X - IDENTIDADE DE PEDIDO: Nos termos do n° 3 do art. 497 do CPC, há identidade de pedido quando numa e noutra causa se pretende obter o mesmo efeito jurídico. Ora, não há uma coincidência absoluta quantitativa e qualitativa entre os danos invocados para ressarcimento nas duas acções em confronto, sendo que o dano é pressuposto essencial para a efectivação de qualquer tipo de responsabilidade civil No caso em análise, na 1° Acção os AA. peticionavam a quantia de 6.447.896$0OI 32.162,29€, acrescida dos competentes juros de mora, enquanto que nos presentes autos o pedido se cifrou em 18.741,26€, correspondentes a metade da quantia paga na acção …/95 acrescida dos competentes juros moratórios. Não há, portanto, identidade de pedido entre as duas acções em causa nos autos.
XI — Noutra óptica, não se verificaria identidade de pedido e de causa de pedir nas duas acções em análise por serem alegadas e pedidas mais ou menos parcelas indemnizatórias numas e noutras, o que é jurisprudência pacífica, aqui se concluindo que é na realidade distinto o pedido efectuado num lado e noutro.
XII - IDENTIDADE DA CAUSA DE PEDIR: Para que exista caso julgado, exige-se ainda identidade da causa de pedir, sendo esta identidade existente quando a pretensão deduzida nas duas acções procede do mesmo facto jurídico, cfr. dispõe o n° 4 do art. 498. É inegável que na acção ../95 a causa de pedir foi a responsabilidade civil por factos ilicitos, sendo a sua fonte directa os arts. 483, n° 1 e segts. do CC. Por seu lado, na presente acção a causa de pedir não é o acidente de viação mas antes o direito de regresso do que a a. pagou em virtude do regime da solidariedade. A causa de pedir é, num dos casos, o ressarcimento dos danos directamente emergentes do acidente; no outro, a exercitação de um direito de regresso, maxime o reembolso das quantias pagas ao lesado.

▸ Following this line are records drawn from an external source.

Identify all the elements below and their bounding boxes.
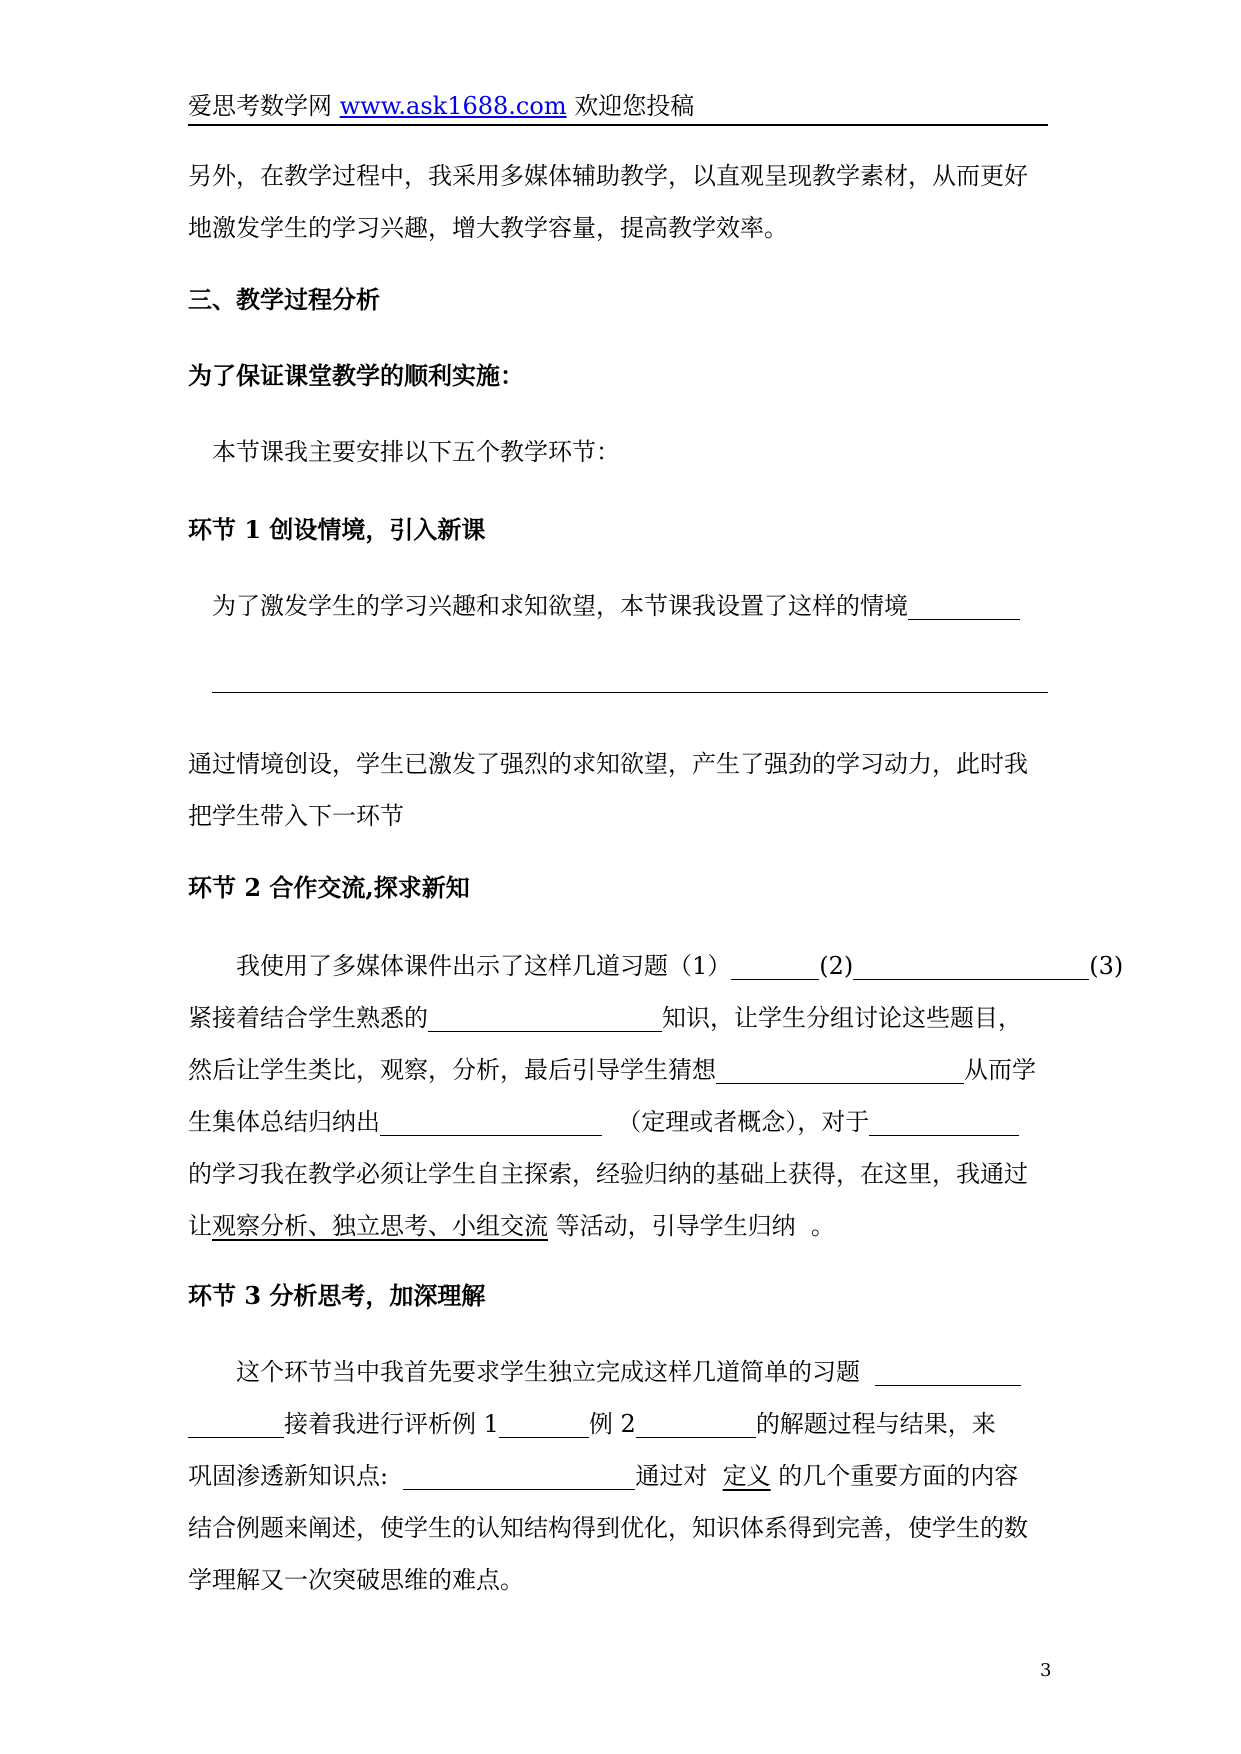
intro-paragraph: 另外，在教学过程中，我采用多媒体辅助教学，以直观呈现教学素材，从而更好 地激发学生的学习兴趣，增大教学容量，提高教学效率。 — [188, 162, 1028, 242]
definition-underlined: 定义 — [722, 1462, 771, 1490]
section-3-heading: 三、教学过程分析 — [188, 285, 380, 314]
blank-summary — [380, 1107, 602, 1136]
blank-exercise-1 — [731, 951, 819, 980]
blank-example-2 — [636, 1409, 756, 1438]
blank-example-1 — [499, 1409, 589, 1438]
blank-regarding — [869, 1107, 1019, 1136]
blank-exercise-2 — [853, 951, 1089, 980]
page-header — [188, 88, 1048, 126]
blank-new-knowledge — [403, 1461, 635, 1490]
site-name: 爱思考数学网 — [188, 92, 332, 120]
page-number: 3 — [1040, 1660, 1052, 1681]
header-tagline: 欢迎您投稿 — [574, 92, 695, 120]
blank-situation — [908, 591, 1020, 620]
stage-1-line: 为了激发学生的学习兴趣和求知欲望，本节课我设置了这样的情境 — [188, 580, 1072, 632]
section-3-subheading: 为了保证课堂教学的顺利实施： — [188, 361, 524, 390]
blank-simple-exercises — [875, 1357, 1021, 1386]
activities-underlined: 观察分析、独立思考、小组交流 — [212, 1212, 548, 1240]
stage-3-heading: 环节 3 分析思考，加深理解 — [188, 1281, 486, 1310]
blank-conjecture — [716, 1055, 964, 1084]
overview-text: 本节课我主要安排以下五个教学环节： — [212, 438, 620, 466]
blank-exercises-cont — [188, 1409, 284, 1438]
stage-1-heading: 环节 1 创设情境，引入新课 — [188, 515, 486, 544]
stage-2-heading: 环节 2 合作交流,探求新知 — [188, 873, 470, 902]
blank-line-full — [212, 692, 1048, 693]
stage-2-paragraph: 我使用了多媒体课件出示了这样几道习题（1） (2) (3) 紧接着结合学生熟悉的 知识，让学生分组讨论这些题目， 然后让学生类比，观察，分析，最后引导学生猜想 从而学 生集体总结归纳出 （定理或者概念），对于 的学习我在教学必须让学生自主探索，经验归纳的基础上获得，在这里，我通过 让观察分析、独立思考、小组交流 等活动，引导学生归纳 。 — [188, 952, 1124, 1240]
stage-1-followup: 通过情境创设，学生已激发了强烈的求知欲望，产生了强劲的学习动力，此时我 把学生带入下一环节 — [188, 750, 1028, 830]
stage-3-paragraph: 这个环节当中我首先要求学生独立完成这样几道简单的习题 接着我进行评析例 1 例 2 的解题过程与结果，来 巩固渗透新知识点: 通过对 定义 的几个重要方面的内容 结合例题来阐述，使学生的认知结构得到优化，知识体系得到完善，使学生的数 学理解又一次突破思维的难点。 — [188, 1358, 1028, 1594]
blank-familiar-knowledge — [428, 1003, 662, 1032]
site-url-link[interactable]: www.ask1688.com — [339, 92, 567, 120]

XIII — No âmbito das acções para efectivação da responsabilidade civil por acidente de viação, uma vez que a vertente dos prejuízos - a par do evento e da culpa/risco - faz parte da causa de pedir (complexa) - «origo petitionis» - não ocorre identidade da causa de pedir ( e do pedido) entre duas acções sobre o mesmo acidente — ressarcimento dos danos directamente emergentes do acidente Versus a exercitação do direito de regresso se os montantes indemnizatórios parcelares alegados (e reclamados) não forem coincidentes, como sucede no caso concreto. Entende-se pois não haver identidade de causa de pedir num e noutro caso.
XIV - Bastaria a falência de um dos pressupostos do m 498 para que não se pudesse falar de repetição da causa, maxime litispendência ou caso julgado. A apelante, e não está sozinha, pensa ter demonstrado que no caso em análise, não há identidade de nenhum dos pressupostos exigidos. Daqui decorre, portanto, que não há caso julgado entre as duas acções em análise.

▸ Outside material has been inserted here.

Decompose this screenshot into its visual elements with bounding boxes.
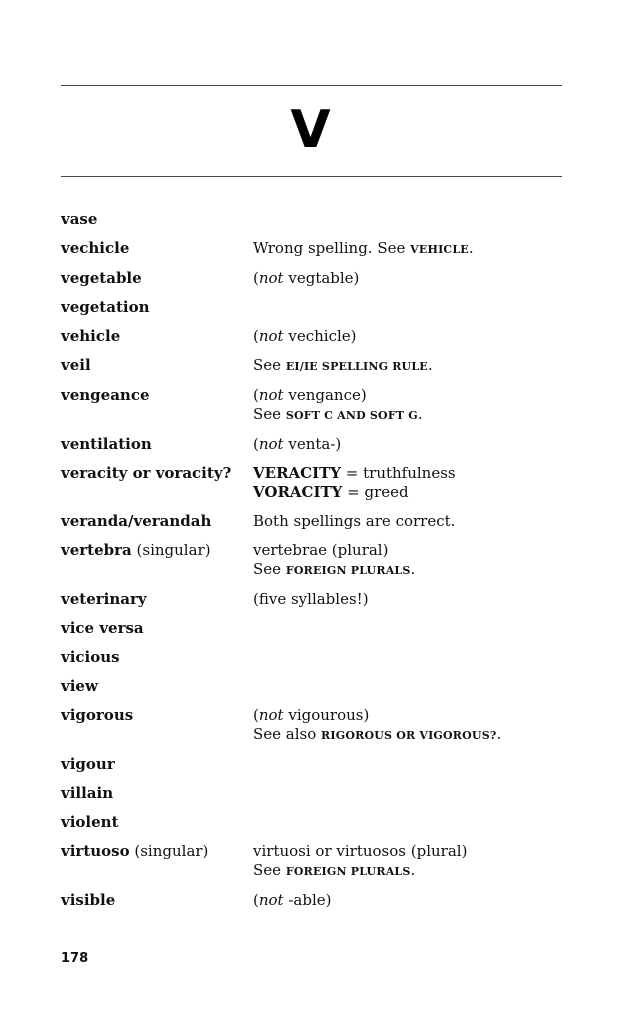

XV — Na presente acção o que se pede, portanto é que se decida se, face à condenação da aqui apelante na acção …/95 a pagar não só a quota parte de responsabilidade do seu segurado mas ainda a quota parte de responsabilidade que o tribunal entendeu caber ao segurado da apelada C………., - esta tem direito de regresso ou não do que pagou, na proporção de metade, como é referido quer na sentença de P instancia quer no acórdão da Relação de Guimarães, já que é manifesto que estes efectivamente não condenam a apelada ao pagamento da metade do que a apelante pagou, pese embora lhe reconheçam esse direito.

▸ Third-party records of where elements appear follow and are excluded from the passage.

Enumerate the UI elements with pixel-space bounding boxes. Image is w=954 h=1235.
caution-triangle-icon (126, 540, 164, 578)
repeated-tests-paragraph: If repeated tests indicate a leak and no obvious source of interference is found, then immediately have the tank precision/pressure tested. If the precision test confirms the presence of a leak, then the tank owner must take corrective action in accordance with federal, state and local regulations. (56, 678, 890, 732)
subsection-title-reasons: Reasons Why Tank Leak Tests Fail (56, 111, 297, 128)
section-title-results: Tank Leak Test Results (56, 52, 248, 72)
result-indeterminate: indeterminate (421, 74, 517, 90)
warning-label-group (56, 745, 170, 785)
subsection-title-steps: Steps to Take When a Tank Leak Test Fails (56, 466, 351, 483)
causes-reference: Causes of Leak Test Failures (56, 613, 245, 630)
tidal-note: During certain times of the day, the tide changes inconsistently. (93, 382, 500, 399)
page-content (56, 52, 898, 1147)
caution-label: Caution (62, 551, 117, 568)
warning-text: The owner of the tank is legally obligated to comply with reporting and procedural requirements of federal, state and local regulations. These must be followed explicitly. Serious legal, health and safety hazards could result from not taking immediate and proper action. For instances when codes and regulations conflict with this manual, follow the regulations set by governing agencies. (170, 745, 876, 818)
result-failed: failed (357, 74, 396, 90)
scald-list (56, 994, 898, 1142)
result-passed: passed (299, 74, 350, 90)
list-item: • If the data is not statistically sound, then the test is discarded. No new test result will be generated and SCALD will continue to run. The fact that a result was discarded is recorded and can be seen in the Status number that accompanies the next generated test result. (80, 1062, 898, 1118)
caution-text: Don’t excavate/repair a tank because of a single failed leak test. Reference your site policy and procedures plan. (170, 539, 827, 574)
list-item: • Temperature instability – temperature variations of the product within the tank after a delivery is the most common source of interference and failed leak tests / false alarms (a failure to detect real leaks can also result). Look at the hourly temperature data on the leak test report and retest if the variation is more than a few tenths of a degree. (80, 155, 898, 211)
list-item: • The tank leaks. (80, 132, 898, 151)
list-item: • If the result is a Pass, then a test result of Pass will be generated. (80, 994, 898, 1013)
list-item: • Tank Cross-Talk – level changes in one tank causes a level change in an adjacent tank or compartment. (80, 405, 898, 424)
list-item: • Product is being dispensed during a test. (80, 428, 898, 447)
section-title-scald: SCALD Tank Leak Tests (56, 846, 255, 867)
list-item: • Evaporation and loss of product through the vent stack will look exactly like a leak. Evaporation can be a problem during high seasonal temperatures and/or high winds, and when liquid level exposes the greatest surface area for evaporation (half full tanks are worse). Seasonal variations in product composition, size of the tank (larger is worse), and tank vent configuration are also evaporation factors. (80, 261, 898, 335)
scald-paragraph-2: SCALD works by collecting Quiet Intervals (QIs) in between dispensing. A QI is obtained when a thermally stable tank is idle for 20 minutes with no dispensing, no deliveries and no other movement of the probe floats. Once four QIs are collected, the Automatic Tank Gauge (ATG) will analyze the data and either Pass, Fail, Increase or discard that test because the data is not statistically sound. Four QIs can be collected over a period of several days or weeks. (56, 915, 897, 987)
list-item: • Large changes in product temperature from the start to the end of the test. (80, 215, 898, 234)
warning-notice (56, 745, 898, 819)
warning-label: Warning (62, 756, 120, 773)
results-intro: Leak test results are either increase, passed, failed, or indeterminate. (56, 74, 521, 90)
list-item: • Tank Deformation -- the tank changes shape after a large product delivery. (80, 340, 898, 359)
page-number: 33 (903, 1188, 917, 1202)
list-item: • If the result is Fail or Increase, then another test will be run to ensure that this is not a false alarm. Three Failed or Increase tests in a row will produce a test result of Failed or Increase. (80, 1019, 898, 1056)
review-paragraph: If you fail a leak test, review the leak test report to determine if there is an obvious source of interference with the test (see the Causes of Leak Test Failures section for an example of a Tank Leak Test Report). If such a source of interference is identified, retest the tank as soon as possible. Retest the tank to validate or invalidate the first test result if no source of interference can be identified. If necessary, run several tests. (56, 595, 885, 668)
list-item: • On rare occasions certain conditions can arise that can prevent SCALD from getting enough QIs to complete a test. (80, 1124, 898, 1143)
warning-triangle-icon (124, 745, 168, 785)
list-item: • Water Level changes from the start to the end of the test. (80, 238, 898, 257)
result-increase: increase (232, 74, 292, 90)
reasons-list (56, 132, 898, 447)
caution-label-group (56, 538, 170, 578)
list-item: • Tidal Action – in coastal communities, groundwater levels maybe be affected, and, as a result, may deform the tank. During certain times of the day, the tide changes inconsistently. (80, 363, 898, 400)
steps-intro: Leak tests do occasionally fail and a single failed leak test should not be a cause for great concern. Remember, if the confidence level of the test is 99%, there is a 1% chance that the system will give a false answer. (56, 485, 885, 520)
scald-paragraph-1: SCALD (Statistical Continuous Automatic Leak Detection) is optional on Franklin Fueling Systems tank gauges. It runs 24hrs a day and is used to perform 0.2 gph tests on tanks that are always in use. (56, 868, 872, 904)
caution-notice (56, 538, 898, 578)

XVI — Nesse processo a B………. acabou por ser condenada não só ao pagamento do que era devido aos AA. em virtude da responsabilidade do seu segurado mas ainda ao pagamento de uma quantia referente a uma quota parte de responsabilidade do segurado da C………., Ora, tal pagamento não se pode enquadrar nos limites do contrato de seguro, já que ao abrigo de um contrato efectuado com um seu segurado a B………. pagou uma responsabilidade civil — a do segurado da C………. — que nunca lhe foi transmitida. Por tal, é manifesto que tem que ser reposta a normalidade, para não dizer a legalidade, fazendo regressar à esfera patrimonial da Apelante uma indemnização paga por conta de quem não é seu segurado nem com ela contratou.
XVII - Verifica-se que, decidindo como decidiu o Tribunal A quo não fez uma correcta subsunção dos factos aos normativos legais, violando, concretamente, os normativos legais dos arts. 497, 498 do CC e 675 do CPC, entre outros.

Termos em que se deve julgar provado e procedente o presente recurso e revogar-se a sentença em crise.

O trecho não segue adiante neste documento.